Buceo lo silvestre a la manera
en que andaba buceándolo Gutiérrez.
Busco en el cielo tibio del octubre
aquél de mil nueve sesenta y nueve
donde las cigarras se amontonaban
a verlo dormitar entre eucaliptos.
O lo sigo a la hondura del altillo
donde rumiaba poemas en silencio
y buscaba incansable la manera
de que la paz llegara con la liberación.
Después oigo sus gritos, tantos gritos,
de los que el silencio prefirió no hacer eco.
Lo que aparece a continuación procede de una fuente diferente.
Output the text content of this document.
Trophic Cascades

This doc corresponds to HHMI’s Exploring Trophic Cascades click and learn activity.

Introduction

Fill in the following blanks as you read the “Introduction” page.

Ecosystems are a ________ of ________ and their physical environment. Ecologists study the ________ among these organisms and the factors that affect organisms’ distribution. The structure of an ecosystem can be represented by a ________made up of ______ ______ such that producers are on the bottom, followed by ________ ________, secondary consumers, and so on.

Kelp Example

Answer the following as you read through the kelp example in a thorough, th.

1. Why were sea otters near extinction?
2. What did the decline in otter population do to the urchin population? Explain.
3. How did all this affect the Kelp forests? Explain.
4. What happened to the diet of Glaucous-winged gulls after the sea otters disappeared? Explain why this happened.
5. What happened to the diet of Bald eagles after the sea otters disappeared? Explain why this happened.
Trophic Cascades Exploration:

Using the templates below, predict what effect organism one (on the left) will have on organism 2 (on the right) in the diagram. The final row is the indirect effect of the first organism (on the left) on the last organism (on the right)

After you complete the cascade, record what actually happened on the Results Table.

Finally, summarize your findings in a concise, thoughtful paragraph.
Así que van de barrio en barrio en alaridos
pasando como pasan los motores
y vuelven a pasar y nunca pierden
el ronroneo, la brutal estridencia.
Trece balas calibre treinta y ocho
—él veintidós setiembres y tres cuartos—
quisieron sosegarlo, enmudecerlo.
Y él se puso de pie,
miró a los asesinos a los ojos:
esos que van y vienen por las calles
con caras de acá nunca pasó nada.
Y siguió diciendo:
Trataba de enarbolar a mi cuello la bandera del amor
pero vino un grito, que despertó mi ciudad y la policía
corriendo me baleó todo el cuerpo y aquí estoy
frío
quieto
duro
horizontal
mirando con los ojos
abiertos
tu sonrisa
de piedra
y tu corazón
de hielo.
(una ola me moja los pies mientras me llevan)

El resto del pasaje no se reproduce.